Sains adalah alat yang luar biasa, mengungkap misteri alam semesta dan memungkinkan inovasi tak terbatas. Namun, tanpa bimbingan, sains bisa kekurangan arah. Di sinilah peran agama, yang mampu Memberi Tujuan moral dan etika pada penemuan ilmiah, memastikan bahwa kemajuan teknologi benar-benar melayani kebaikan umat manusia, bukan kehancuran atau keserakahan semata.
Sains unggul dalam menjelaskan “bagaimana” sesuatu bekerja, namun ia bisu mengenai “mengapa” atau “untuk apa” suatu penemuan harus digunakan. Memberi Tujuan pada sains berarti mengintegrasikan dimensi nilai dan makna yang seringkali berasal dari keyakinan spiritual, melampaui sekadar kelayakan teknis.
Tanpa agama yang Memberi Tujuan, sains berisiko menjadi netral secara moral. Sejarah telah menunjukkan bagaimana penemuan ilmiah yang luar biasa disalahgunakan, seperti pengembangan senjata pemusnah massal. Etika, yang seringkali berakar pada prinsip-prinsip agama, dapat menjadi kompas yang krusial bagi para ilmuwan.

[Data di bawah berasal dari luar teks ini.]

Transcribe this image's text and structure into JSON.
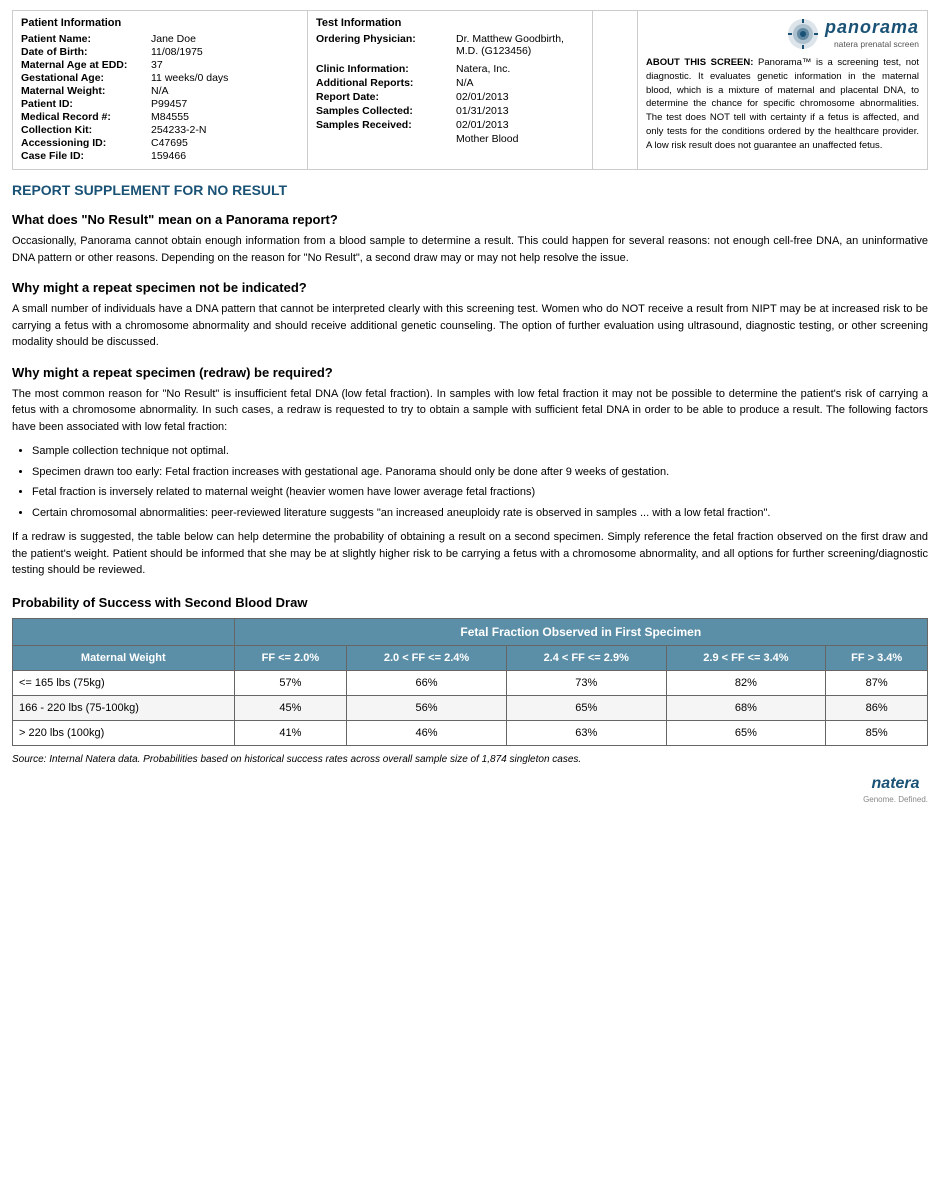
{
  "logo": {
    "brand": "panorama",
    "tagline": "natera prenatal screen"
  },
  "patient_info": {
    "section_title": "Patient Information",
    "fields": [
      {
        "label": "Patient Name:",
        "value": "Jane Doe"
      },
      {
        "label": "Date of Birth:",
        "value": "11/08/1975"
      },
      {
        "label": "Maternal Age at EDD:",
        "value": "37"
      },
      {
        "label": "Gestational Age:",
        "value": "11 weeks/0 days"
      },
      {
        "label": "Maternal Weight:",
        "value": "N/A"
      },
      {
        "label": "Patient ID:",
        "value": "P99457"
      },
      {
        "label": "Medical Record #:",
        "value": "M84555"
      },
      {
        "label": "Collection Kit:",
        "value": "254233-2-N"
      },
      {
        "label": "Accessioning ID:",
        "value": "C47695"
      },
      {
        "label": "Case File ID:",
        "value": "159466"
      }
    ]
  },
  "test_info": {
    "section_title": "Test Information",
    "fields": [
      {
        "label": "Ordering Physician:",
        "value": "Dr. Matthew Goodbirth, M.D. (G123456)"
      },
      {
        "label": "Clinic Information:",
        "value": "Natera, Inc."
      },
      {
        "label": "Additional Reports:",
        "value": "N/A"
      },
      {
        "label": "Report Date:",
        "value": "02/01/2013"
      },
      {
        "label": "Samples Collected:",
        "value": "01/31/2013"
      },
      {
        "label": "Samples Received:",
        "value": "02/01/2013"
      },
      {
        "label": "collection_sub",
        "value": "Mother Blood"
      }
    ]
  },
  "about": {
    "title": "ABOUT THIS SCREEN:",
    "text": "Panorama™ is a screening test, not diagnostic. It evaluates genetic information in the maternal blood, which is a mixture of maternal and placental DNA, to determine the chance for specific chromosome abnormalities. The test does NOT tell with certainty if a fetus is affected, and only tests for the conditions ordered by the healthcare provider. A low risk result does not guarantee an unaffected fetus."
  },
  "report_supplement": {
    "title": "REPORT SUPPLEMENT for NO RESULT",
    "q1_heading": "What does \"No Result\" mean on a Panorama report?",
    "q1_body": "Occasionally, Panorama cannot obtain enough information from a blood sample to determine a result. This could happen for several reasons: not enough cell-free DNA, an uninformative DNA pattern or other reasons. Depending on the reason for \"No Result\", a second draw may or may not help resolve the issue.",
    "q2_heading": "Why might a repeat specimen not be indicated?",
    "q2_body": "A small number of individuals have a DNA pattern that cannot be interpreted clearly with this screening test. Women who do NOT receive a result from NIPT may be at increased risk to be carrying a fetus with a chromosome abnormality and should receive additional genetic counseling. The option of further evaluation using ultrasound, diagnostic testing, or other screening modality should be discussed.",
    "q3_heading": "Why might a repeat specimen (redraw) be required?",
    "q3_intro": "The most common reason for \"No Result\" is insufficient fetal DNA (low fetal fraction). In samples with low fetal fraction it may not be possible to determine the patient's risk of carrying a fetus with a chromosome abnormality. In such cases, a redraw is requested to try to obtain a sample with sufficient fetal DNA in order to be able to produce a result. The following factors have been associated with low fetal fraction:",
    "bullets": [
      "Sample collection technique not optimal.",
      "Specimen drawn too early: Fetal fraction increases with gestational age. Panorama should only be done after 9 weeks of gestation.",
      "Fetal fraction is inversely related to maternal weight (heavier women have lower average fetal fractions)",
      "Certain chromosomal abnormalities: peer-reviewed literature suggests \"an increased aneuploidy rate is observed in samples ... with a low fetal fraction\"."
    ],
    "q3_closing": "If a redraw is suggested, the table below can help determine the probability of obtaining a result on a second specimen. Simply reference the fetal fraction observed on the first draw and the patient's weight. Patient should be informed that she may be at slightly higher risk to be carrying a fetus with a chromosome abnormality, and all options for further screening/diagnostic testing should be reviewed.",
    "probability_title": "Probability of Success with Second Blood Draw",
    "table": {
      "top_header": "Fetal Fraction Observed in First Specimen",
      "col_headers": [
        "Maternal Weight",
        "FF <= 2.0%",
        "2.0 < FF <= 2.4%",
        "2.4 < FF <= 2.9%",
        "2.9 < FF <= 3.4%",
        "FF > 3.4%"
      ],
      "rows": [
        {
          "weight": "<= 165 lbs (75kg)",
          "values": [
            "57%",
            "66%",
            "73%",
            "82%",
            "87%"
          ]
        },
        {
          "weight": "166 - 220 lbs (75-100kg)",
          "values": [
            "45%",
            "56%",
            "65%",
            "68%",
            "86%"
          ]
        },
        {
          "weight": "> 220 lbs (100kg)",
          "values": [
            "41%",
            "46%",
            "63%",
            "65%",
            "85%"
          ]
        }
      ]
    },
    "source_text": "Source: Internal Natera data. Probabilities based on historical success rates across overall sample size of 1,874 singleton cases."
  },
  "footer": {
    "brand": "natera",
    "tagline_line1": "Genome. Defined."
  }
}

Agama menyediakan kerangka moral yang kokoh, dengan prinsip-prinsip seperti kasih sayang, keadilan, dan martabat manusia. Nilai-nilai ini dapat membimbing penelitian dan aplikasi teknologi. Mereka membantu para ilmuwan membuat keputusan yang tidak hanya canggih secara teknis, tetapi juga bertanggung jawab secara sosial dan etis.
Pertimbangkan dilema etika seputar rekayasa genetika atau kecerdasan buatan. Sains dapat menunjukkan apa yang mungkin, tetapi agama, dengan pandangan hidupnya yang Memberi Tujuan, dapat mengajukan pertanyaan apa yang seharusnya dilakukan demi kesejahteraan dan integritas kemanusiaan.
Peran agama dalam Memberi Tujuan juga terlihat dalam motivasi para ilmuwan. Banyak ilmuwan yang beriman menemukan inspirasi dalam keyakinan mereka untuk menggunakan bakat mereka demi kebaikan dunia, mengatasi penyakit, atau melindungi lingkungan. Sains menjadi bentuk pengabdian, bukan sekadar profesi.
Selain itu, agama dapat menumbuhkan rasa tanggung jawab global. Banyak tradisi spiritual menekankan interkoneksi semua makhluk dan pentingnya menjadi penjaga planet ini. Ini mendorong penelitian yang berfokus pada keberlanjutan, mitigasi perubahan iklim, atau solusi untuk ketidaksetaraan global, Memberi Tujuan lebih besar pada sains.